Tudo isso reitera algo que eu já falei aqui várias e várias vezes sobre representatividade e o quanto ela importa. É como a cantora Lizzo no Emmy deste ano, que aconteceu ontem, dizendo que quando era criança não via referências pretas e gordas como ela na TV e hoje ela cresceu e pode ser essa referência para as crianças atuais, para que elas não cresçam com a mesma visão distorcida de si mesmo ou com a falta de régua social para se sentirem confiantes, seguras e empoderadas o suficiente para não ceder ao racismo, à gordofobia, etc.
Só questiona a representatividade quem nunca deixou de se enxergar nos lugares, ou quem tem o desejo de permanecer na ignorância e não abrir os olhos para a realidade.

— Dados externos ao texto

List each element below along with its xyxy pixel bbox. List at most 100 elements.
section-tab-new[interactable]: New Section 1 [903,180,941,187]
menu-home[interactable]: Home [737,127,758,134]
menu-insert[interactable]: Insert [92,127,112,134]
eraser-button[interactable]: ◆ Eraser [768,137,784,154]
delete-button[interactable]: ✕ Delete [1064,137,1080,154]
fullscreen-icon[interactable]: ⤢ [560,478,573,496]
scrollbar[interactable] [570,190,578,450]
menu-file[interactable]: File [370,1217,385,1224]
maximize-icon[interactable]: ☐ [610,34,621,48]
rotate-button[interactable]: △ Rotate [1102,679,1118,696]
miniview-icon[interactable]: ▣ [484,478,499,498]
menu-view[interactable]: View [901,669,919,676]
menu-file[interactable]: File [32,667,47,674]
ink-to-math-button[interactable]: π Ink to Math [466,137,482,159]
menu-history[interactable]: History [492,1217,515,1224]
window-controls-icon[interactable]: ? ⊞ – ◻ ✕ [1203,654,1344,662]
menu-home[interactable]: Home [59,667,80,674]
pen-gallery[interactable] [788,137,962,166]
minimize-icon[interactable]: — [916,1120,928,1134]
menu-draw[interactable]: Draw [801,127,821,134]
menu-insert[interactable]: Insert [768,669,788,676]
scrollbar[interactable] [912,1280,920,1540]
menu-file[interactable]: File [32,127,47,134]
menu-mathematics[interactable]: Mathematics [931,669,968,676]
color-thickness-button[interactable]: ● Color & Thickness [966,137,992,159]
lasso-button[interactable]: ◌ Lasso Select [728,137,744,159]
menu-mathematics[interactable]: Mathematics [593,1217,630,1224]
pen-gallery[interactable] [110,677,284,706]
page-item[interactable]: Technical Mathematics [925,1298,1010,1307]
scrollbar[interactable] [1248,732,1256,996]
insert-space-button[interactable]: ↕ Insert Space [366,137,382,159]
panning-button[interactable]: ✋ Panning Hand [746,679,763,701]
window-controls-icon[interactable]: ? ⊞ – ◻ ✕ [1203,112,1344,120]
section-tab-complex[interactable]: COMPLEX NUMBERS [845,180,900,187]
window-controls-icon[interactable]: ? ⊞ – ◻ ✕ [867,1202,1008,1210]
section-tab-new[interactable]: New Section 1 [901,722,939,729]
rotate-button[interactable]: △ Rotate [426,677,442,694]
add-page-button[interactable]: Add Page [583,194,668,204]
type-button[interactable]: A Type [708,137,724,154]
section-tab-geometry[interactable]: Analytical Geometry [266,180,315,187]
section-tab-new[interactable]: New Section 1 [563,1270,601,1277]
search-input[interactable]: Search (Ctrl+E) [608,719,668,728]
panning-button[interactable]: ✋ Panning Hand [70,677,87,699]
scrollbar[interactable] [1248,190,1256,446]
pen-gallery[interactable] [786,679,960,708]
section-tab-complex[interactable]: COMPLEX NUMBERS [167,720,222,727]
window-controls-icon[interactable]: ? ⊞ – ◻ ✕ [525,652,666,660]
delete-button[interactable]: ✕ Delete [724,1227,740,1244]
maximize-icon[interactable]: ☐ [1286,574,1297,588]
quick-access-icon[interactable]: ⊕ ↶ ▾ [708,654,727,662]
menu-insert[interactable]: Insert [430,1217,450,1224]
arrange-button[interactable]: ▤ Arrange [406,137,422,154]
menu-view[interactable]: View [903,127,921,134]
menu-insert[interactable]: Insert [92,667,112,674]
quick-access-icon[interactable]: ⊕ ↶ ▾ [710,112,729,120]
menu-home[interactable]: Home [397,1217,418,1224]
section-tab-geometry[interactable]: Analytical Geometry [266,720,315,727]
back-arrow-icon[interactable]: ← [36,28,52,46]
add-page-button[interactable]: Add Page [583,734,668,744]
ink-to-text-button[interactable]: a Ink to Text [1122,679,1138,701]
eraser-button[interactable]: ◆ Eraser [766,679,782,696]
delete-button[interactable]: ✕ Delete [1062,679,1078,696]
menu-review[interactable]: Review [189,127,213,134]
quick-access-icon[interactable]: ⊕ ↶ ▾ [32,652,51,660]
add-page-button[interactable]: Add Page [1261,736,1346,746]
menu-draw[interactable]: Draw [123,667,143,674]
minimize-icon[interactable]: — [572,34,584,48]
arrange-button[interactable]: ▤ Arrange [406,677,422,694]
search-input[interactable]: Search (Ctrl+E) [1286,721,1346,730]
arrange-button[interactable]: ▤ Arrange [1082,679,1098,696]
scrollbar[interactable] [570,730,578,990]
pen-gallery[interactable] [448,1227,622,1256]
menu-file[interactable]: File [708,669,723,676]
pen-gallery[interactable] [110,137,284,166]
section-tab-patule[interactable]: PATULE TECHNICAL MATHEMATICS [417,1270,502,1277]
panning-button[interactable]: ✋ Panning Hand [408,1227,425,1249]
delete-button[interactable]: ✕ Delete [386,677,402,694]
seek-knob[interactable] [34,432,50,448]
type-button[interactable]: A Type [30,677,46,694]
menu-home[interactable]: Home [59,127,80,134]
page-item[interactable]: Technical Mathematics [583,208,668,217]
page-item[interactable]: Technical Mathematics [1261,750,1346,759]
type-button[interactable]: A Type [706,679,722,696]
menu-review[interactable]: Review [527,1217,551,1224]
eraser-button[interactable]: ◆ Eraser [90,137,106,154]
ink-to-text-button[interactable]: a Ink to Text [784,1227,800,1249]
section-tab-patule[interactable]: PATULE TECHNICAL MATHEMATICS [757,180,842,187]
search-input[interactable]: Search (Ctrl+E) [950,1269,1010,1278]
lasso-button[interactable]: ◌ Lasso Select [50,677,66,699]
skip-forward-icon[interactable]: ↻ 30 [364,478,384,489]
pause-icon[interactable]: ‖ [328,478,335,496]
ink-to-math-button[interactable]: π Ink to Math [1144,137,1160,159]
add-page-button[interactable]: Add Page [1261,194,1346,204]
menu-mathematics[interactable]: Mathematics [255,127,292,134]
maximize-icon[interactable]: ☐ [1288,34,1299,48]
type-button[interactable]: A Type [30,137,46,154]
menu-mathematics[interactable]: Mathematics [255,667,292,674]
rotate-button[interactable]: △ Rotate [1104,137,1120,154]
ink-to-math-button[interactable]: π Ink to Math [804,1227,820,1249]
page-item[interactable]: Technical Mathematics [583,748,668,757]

Fiquei feliz em saber que o vídeo que mencionei ali em cima, das menininhas assistindo ao trailer, tenha chegado na Halle, porque imagino que ela passou a vida inteira sendo questionada e a enxurrada de críticas e descurtidas nas redes pode parecer pouco, mas causam impacto em quem está por trás recebendo-as. E fico mais feliz ainda por saber que a Halle sabe não só da responsabilidade, mas da importância que tem isso que ela está fazendo!
Que a gente tenha mais princesas pretas, originais ou releituras. Que a gente tenha mais Halles e mais Lizzos abrindo portas e servindo de referências para a nova geração. Que as crianças negras de hoje em dia cresçam não só se enxergando, mas sabendo que podem alcançar qualquer lugar que desejarem, que a nossa geração está fazendo o possível para que, até lá, não seja mais um caminho tão difícil assim.
É árduo, mas tem dores que valem suas recompensas. Combater o racismo é uma dessas e cada um faz como pode. O meu jeito é este aqui, espero que valha.
Até a semana que vem!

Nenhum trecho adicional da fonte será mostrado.